Vengosh and his colleagues published their peer-reviewed study Oct. 16 in Environmental Science & Technology Letters. They analyzed 45 fly ash samples collected from 12 U.S. coal-fired power plants between 2004 and 2013. Sixteen samples of the fly ash originated from Appalachian coal, 22 came from coal in the Illinois Basin, and seven came from the Powder River Basin.

It is the first study to provide a systematic analysis of lead isotopes in coal fly ash from all three major U.S. coal-producing basins.

As a proof-of-concept experiment, the researchers used the new lead isotope tracer to analyze sediments from Sutton Lake in eastern North Carolina. The lake served as an impoundment for a coal-fired power plant from the 1970s until the plant was replaced with a natural gas-powered plant in 2013 and a study earlier this year by Vengosh's team showed that it was the site of multiple unreported coal ash spills over the years. Sutton Lake is located on the Cape Fear River about 11 miles upstream from the city of Wilmington. The researchers also tested sediment samples from nearby Lake Waccamaw, which has never been used as a coal ash impoundment.

"The tests showed the Sutton Lake sediments had a lead isotopic fingerprint similar to that of fly ash from Appalachian Basin coal and quite different from those of sediments in unaffected Lake Waccamaw," said Zhen Wang, a doctoral student in Vengosh's lab who was lead author on the study. "This was consistent with the results of the previous study, confirming our earlier findings and validating the applicability of lead isotopes as a new tool for tracking coal fly ask in the environment."

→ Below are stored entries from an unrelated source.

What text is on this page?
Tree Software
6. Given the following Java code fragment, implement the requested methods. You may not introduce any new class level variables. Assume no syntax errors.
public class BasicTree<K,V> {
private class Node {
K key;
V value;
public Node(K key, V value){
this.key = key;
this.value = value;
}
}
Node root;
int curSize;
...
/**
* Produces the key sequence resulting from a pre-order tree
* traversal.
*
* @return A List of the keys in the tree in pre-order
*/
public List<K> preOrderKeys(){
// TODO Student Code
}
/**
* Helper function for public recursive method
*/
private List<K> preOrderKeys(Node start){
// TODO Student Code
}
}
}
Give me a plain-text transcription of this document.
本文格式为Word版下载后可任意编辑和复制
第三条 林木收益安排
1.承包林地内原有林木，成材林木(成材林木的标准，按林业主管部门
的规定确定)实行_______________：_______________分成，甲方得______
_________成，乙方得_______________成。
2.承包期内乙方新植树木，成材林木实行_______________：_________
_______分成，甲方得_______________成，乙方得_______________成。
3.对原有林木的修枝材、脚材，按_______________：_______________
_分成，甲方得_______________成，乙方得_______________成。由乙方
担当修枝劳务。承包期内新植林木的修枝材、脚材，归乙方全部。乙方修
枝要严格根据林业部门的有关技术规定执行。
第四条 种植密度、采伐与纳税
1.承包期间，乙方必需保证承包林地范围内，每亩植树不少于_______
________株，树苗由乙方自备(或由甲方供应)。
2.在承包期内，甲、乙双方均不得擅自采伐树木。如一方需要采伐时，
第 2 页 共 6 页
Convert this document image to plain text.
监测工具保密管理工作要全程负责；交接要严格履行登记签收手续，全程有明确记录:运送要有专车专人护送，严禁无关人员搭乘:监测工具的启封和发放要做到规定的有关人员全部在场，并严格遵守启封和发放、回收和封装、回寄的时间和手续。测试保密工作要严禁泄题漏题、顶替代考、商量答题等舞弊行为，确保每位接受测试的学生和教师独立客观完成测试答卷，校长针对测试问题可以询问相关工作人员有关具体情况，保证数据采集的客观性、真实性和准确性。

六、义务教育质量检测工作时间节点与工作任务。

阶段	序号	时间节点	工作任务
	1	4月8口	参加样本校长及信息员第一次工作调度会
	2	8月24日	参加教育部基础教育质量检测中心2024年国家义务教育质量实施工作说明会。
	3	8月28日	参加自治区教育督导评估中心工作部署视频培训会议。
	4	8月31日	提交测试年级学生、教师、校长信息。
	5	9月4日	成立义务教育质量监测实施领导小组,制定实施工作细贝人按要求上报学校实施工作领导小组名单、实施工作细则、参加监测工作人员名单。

Drew Coleman (PhD) from UNC took part in this study from the geology angle, but apparently the NC Policy Collaboratory has no desire to collaborate with a world-class University just a few miles down the road. As a matter of fact, I see nothing even remotely connected to coal ash in the Collaboratory's recent projects/studies, which calls into question its entire existence, as far as I'm concerned. Many of my friends (mostly UNC folk) have said, "Let's not attack this until we see what they're going to do." Now I'm thinking a better question would have been, "What are they not going to do."